Jacqueline van Maarsen y Ana Frank se conocieron en plena Segunda Guerra Mundial. Fueron juntas al liceo judío de Amsterdam durante un año y compartieron en esa época alegrías y tristezas. En el verano de 1942, la amistad llegó a su término abruptamente, cuando Ana Frank y su familia pasaron a la clandestinidad.

Jacqueline Sanders-van Maarsen

El padre de Ana narró a Jacqueline después de la guerra la historia del escondite y los campos de concentración. «Por fin se ha hecho realidad su ferviente deseo y se han visto recompensados sus esfuerzos y su larga espera», escribí a Otto Frank el 28 de junio de 1947, después de que me enviara un ejemplar de la primera edición del Diario. En el prólogo se lo comparaba con el famoso diario de Marie Bashkirtseff, Marie Bashkirtseff, una pintora que había muerto a los 25 años en 1884. ya los 14 años había comenzado un diario que eventualmente llegaría a tener miles de páginas. «Tal vez el libro de Ana llegue a ser igualmente famoso», escribí al final de la carta.

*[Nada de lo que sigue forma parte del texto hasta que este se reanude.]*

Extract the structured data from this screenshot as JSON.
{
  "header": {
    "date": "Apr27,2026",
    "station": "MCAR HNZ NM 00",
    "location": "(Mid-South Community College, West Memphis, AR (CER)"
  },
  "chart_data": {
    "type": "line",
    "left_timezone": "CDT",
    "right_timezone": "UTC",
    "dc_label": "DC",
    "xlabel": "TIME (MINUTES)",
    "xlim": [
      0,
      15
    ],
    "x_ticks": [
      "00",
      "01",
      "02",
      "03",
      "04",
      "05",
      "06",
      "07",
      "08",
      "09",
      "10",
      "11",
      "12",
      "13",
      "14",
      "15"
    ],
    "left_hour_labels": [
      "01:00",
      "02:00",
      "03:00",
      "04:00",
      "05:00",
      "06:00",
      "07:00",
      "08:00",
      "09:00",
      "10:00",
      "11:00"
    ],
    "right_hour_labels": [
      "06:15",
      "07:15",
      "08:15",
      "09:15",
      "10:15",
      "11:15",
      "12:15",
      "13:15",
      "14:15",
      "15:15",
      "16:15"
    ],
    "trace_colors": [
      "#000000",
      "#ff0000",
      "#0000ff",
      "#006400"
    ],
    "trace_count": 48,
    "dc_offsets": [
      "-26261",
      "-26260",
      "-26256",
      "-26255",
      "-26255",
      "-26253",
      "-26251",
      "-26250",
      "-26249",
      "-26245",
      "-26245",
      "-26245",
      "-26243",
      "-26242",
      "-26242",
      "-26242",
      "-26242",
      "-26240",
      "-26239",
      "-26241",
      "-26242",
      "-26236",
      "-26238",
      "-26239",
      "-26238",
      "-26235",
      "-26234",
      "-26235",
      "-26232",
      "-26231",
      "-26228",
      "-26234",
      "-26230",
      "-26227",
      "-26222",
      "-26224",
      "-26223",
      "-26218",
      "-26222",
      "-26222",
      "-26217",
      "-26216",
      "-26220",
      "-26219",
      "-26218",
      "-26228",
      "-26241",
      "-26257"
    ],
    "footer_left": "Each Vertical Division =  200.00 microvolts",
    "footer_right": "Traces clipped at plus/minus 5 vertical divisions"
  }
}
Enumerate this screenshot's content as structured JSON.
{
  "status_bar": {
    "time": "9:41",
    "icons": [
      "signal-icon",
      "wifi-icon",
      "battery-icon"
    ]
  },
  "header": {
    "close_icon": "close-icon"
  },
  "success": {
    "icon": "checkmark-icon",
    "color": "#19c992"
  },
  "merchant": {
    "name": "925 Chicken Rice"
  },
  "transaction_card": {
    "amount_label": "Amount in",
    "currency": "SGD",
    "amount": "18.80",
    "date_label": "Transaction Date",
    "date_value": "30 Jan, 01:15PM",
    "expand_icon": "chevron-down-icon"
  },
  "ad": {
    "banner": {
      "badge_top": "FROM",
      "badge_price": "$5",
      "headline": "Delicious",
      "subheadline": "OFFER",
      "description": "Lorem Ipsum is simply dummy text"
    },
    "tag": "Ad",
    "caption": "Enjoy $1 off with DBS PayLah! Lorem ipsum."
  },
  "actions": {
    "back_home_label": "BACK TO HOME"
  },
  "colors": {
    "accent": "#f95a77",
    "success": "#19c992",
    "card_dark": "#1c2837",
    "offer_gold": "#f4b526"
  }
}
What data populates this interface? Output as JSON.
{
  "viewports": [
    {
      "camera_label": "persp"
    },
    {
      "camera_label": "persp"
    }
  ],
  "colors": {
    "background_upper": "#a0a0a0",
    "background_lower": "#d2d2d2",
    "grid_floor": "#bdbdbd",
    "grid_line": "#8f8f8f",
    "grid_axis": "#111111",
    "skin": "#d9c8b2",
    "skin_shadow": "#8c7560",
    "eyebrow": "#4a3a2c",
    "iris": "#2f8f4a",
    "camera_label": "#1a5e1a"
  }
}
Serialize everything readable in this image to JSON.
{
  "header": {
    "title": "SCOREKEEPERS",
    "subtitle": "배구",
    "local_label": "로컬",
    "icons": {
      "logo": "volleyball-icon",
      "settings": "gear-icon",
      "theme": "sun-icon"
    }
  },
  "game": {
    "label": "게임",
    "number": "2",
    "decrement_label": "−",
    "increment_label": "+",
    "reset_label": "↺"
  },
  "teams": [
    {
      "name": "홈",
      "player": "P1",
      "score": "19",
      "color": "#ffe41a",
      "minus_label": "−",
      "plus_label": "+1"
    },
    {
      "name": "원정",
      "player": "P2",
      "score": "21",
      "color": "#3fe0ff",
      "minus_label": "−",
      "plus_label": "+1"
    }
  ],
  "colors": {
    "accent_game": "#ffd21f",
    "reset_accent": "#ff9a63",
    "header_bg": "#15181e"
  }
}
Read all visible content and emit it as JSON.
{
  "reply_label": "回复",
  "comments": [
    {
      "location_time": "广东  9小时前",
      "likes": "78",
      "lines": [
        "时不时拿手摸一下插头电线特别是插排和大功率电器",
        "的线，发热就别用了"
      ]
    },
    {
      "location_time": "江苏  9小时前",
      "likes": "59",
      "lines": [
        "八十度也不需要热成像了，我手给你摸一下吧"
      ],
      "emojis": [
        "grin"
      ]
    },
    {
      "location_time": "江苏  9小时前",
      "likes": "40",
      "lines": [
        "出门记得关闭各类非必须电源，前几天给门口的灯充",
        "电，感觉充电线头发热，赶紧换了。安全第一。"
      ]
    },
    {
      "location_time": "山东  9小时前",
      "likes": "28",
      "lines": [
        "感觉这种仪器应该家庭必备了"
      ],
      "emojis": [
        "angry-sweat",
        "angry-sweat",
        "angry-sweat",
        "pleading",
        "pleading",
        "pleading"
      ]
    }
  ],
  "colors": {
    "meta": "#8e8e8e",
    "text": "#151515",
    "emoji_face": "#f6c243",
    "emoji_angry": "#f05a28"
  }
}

«Me llamo Ana», dijo. «Ana Frank»

Él era el padre de Ana, mi amiga de la escuela, y me envió esa primera edición. La leí de un tirón y la guardé sin volverla a ver en varios años. La lectura del libro me afectaba muchísimo y yo intentaba apartar los sentimientos que suscitaba en mí. «¡Quién hubiera pensado esto de nuestra Ana!», observó su padre cuando hablamos del diario. Aunque a mí no me sorprendió en lo más mínimo leer sus pensamientos más profundos. Éramos dos almas gemelas y coincidíamos en nuestras opiniones sobre la mayoría de las cosas.

Nos conocimos en el liceo judío, la escuela fundada en 1941 por orden del invasor alemán y a la que los nazis obligaban a ir a los alumnos judíos para separarlos de los niños no judíos. Después de mi primer día de clase, cuando volvía a mi casa en bicicleta, me alcanzó una niña pecosa, de cara afilada y cabello negro brillante, que dijo mi nombre en voz alta y me preguntó si iba en la misma dirección que ella. Le pregunté cómo se llamaba. «Me llamo Ana», dijo. «Ana Frank.»

Mejor amiga

Enseguida me llevó a su casa y me presentó a su hermana y su madre diciendo que era su nueva amiga de la escuela. Ana hablaba hasta por los codos, me contaba muchas cosas personales y me preguntaba de todo. Decidió que en lo sucesivo volveríamos de la escuela a casa en bicicleta juntas, y al cabo de unos días declaró que yo era su mejor amiga, y ella la mía. Yo estuve de acuerdo. Su empuje y su manera de iniciar nuestra amistad me gustaban. A partir de aquel día fuimos inseparables. En su diario, Ana escribe al respecto: «A Jacqueline van Maarsen la conocí hace poco en el Liceo Judío y es ahora mi mejor amiga». (Diario, Versión A, 14 de junio de 1942)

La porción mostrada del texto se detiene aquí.